Scaling HR & Payroll APIs: Four Patterns for Enterprise Data Distribution

A system design approach for building API platforms that serve HR and Payroll data at enterprise scale, supporting 70,000+ employees per client with four distinct access patterns.

Krishna C

December 7, 2022

•

9 min read

TL;DR Building an HR & Payroll API platform for 70,000+ employees per client requires four distinct patterns: event-driven delta sync for daily changes (14MB instead of 1.4GB), metadata-driven in-memory merge for flexible snapshots, async jobs for historical point-in-time queries, and file-based integrations for legacy partners. Match your architecture to partner access patterns instead of building one-size-fits-all solutions.

The Challenge

Building an HR & Payroll System of Record (SOR) that serves as a reliable API platform for client partners is fundamentally a data distribution problem at scale. When you're managing 70,000+ employees per client with full HR records (~20KB per employee, totaling ~1.4GB per client), partners like benefits providers, payroll processors, and third-party integrations need efficient, reliable access to this data.

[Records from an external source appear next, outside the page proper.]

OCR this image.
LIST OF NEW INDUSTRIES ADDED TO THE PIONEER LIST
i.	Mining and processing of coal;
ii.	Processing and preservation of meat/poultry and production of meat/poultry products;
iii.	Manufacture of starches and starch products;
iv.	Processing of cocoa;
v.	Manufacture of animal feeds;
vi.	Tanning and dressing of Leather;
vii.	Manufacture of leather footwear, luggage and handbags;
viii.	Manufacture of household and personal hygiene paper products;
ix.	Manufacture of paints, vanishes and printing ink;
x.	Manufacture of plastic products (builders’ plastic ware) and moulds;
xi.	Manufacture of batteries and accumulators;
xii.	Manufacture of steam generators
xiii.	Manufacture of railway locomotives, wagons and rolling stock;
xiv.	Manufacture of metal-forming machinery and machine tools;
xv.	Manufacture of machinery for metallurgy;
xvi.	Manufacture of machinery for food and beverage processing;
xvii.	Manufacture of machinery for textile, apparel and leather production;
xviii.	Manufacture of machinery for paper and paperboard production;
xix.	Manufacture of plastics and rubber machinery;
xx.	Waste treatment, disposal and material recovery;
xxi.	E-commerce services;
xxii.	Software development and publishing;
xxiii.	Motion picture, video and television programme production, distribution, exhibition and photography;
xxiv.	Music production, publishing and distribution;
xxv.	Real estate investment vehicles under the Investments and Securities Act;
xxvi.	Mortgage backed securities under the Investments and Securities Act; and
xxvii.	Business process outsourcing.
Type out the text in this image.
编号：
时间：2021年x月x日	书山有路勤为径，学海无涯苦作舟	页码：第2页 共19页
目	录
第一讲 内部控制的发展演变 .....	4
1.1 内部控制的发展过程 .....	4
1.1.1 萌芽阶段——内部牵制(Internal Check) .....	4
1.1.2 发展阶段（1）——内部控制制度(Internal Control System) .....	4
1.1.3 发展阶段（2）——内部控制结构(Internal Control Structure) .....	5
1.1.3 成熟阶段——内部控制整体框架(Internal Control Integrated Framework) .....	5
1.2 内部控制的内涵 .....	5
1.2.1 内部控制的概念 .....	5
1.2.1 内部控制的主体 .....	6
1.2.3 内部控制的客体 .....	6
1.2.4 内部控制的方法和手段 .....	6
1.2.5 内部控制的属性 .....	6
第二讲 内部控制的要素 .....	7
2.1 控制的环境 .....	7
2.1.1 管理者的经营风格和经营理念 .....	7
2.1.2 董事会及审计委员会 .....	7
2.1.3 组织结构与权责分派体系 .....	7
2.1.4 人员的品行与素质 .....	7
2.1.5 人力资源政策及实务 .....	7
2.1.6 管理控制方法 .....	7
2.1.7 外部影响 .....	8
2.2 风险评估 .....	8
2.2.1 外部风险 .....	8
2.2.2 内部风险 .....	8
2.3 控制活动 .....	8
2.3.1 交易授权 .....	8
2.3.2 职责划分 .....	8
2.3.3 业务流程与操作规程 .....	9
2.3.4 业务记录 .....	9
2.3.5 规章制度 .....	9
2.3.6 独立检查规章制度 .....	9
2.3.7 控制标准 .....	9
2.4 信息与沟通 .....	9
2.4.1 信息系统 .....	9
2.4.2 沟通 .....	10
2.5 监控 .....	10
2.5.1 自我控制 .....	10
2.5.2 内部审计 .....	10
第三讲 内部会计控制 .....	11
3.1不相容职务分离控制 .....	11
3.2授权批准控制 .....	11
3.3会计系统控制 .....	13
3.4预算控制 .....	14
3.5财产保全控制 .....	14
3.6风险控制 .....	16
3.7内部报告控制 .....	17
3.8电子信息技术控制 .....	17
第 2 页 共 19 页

The Context: This isn't just a traditional HR system. It's a Platform-as-a-Service (PaaS) where clients can configure, customize, and build their own features on top of our HR Operating System (HROS). Clients define custom workflows, add new fields, create business rules, and integrate unique processes without writing code. This requirement for extreme flexibility drives our metadata-driven architecture across the entire platform, from data models to business logic to API responses.

The core challenge: How do you serve massive volumes of HR data to diverse partners with different access patterns, while maintaining system reliability, performance, and data consistency, all while supporting a highly configurable platform where each client's HR system can be uniquely customized?

Understanding the Scale

Before diving into solutions, here's the data scale:

Per Employee HR Record: ~20KB (demographics, employment details, compensation, benefits, tax info, direct deposit)
70,000 employees: ~1.4GB total payload for full export
Daily changes (1% change rate): ~14MB (700 employees × 20KB)
Payroll data per pay period: ~525MB (70,000 employees × 7.5KB)

With multiple client partners requesting data concurrently, the API platform must support 300+ concurrent requests while maintaining sub-second response times for real-time queries and efficient bulk data delivery for large exports.

Four Core Use Cases

I analyzed partner needs across benefits providers, payroll systems, and third-party integrations. Four distinct access patterns emerged:

Use Case 1: Changes Only (Event-Driven Delta)

The Need: Partners don't want to pull 1.4GB every time they sync. They only need what changed since their last sync.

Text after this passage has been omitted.